Question
FA2 Project Martin Company had the following transactions during its first month of operations: June 1 The company received cash of $35,000 and issued common
FA2 Project
- Martin Company had the following transactions during its first month of operations:
June 1 The company received cash of $35,000 and issued common stock to the shareholders.
2 Borrowed $20,000 from the bank and signed a long-term note payable.
8 Purchased equipment with a short-term note payable for $10,000.
9 Performed services billed at $3,000 and received cash of $3,000.
10 Performed services for a client on account, $6,500.
12 Employees worked two weeks and were paid salaries of $1,000.
15 Paid the short-term note payable from the June 8 purchase.
22 Purchased office supplies on account for $7,000.
30 Paid amount due for office supplies.
30 Paid June's monthly rent of $500.
30 Paid the monthly income taxes of $2,200.
30 The Board of Directors declared and paid dividends of $1,000.
Required:
- Journalize the entries. Omit the explanations.
2. Prepare a single-step income statement for the first month of operations. Include a proper heading.
3. Prepare a statement of retained earnings for the first month of operations. Include a proper heading.
4. Prepare the balance sheet with proper heading.
5. Prepare closing entries.
2. The Schauer Company had the following adjustments at December 31, 2019, the end of the accounting period:
A. The Schauer Company uses straight-line depreciation for its equipment. The cost of the equipment is $105,000 and the useful life is 5 years. The equipment was purchased on January 1, 2019 and has no residual value.

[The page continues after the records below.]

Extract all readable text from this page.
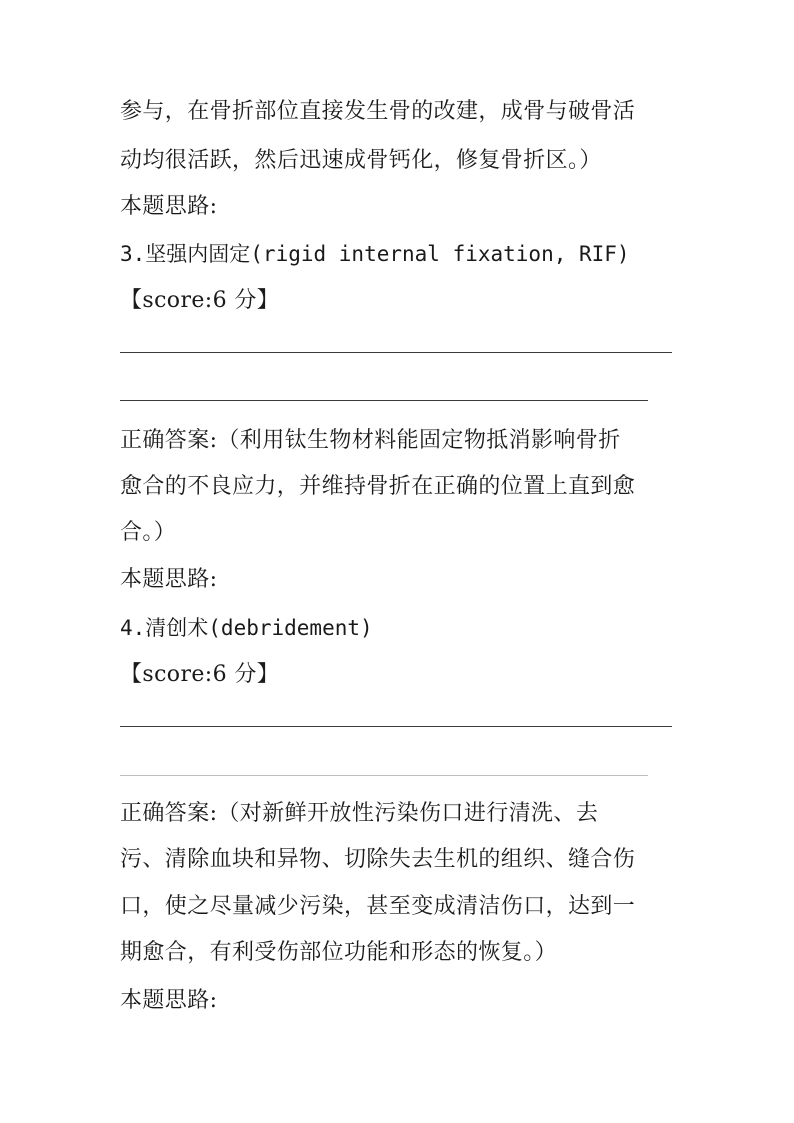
参与，在骨折部位直接发生骨的改建，成骨与破骨活
动均很活跃，然后迅速成骨钙化，修复骨折区。）
本题思路:
3.坚强内固定(rigid internal fixation, RIF)
【score:6 分】
正确答案:（利用钛生物材料能固定物抵消影响骨折
愈合的不良应力，并维持骨折在正确的位置上直到愈
合。）
本题思路:
4.清创术(debridement)
【score:6 分】
正确答案:（对新鲜开放性污染伤口进行清洗、去
污、清除血块和异物、切除失去生机的组织、缝合伤
口，使之尽量减少污染，甚至变成清洁伤口，达到一
期愈合，有利受伤部位功能和形态的恢复。）
本题思路:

B. Accrued interest of $10,000 on a note receivable will be received in January.
C. On November 1, 2019, the Schauer Company paid $3,000 for six months of rent in advance. The rental period is November 1, 2019 through April 30, 2020.
D. On August 1, 2019, the company collected $24,000 in advance for a consulting contract, which is to be earned evenly over the next 24 months.
E. Employees are owed salaries for 3 days of a 5-day workweek; weekly payroll is $30,000.
F. The unadjusted balance of the supplies account is $2,750. Based on a physical count, the cost of supplies on hand is $1,000.
G. The company has incurred interest expense of $1,000 that will be paid in January.
Required:
1. Journalize the adjusting entries. Explanations are not required.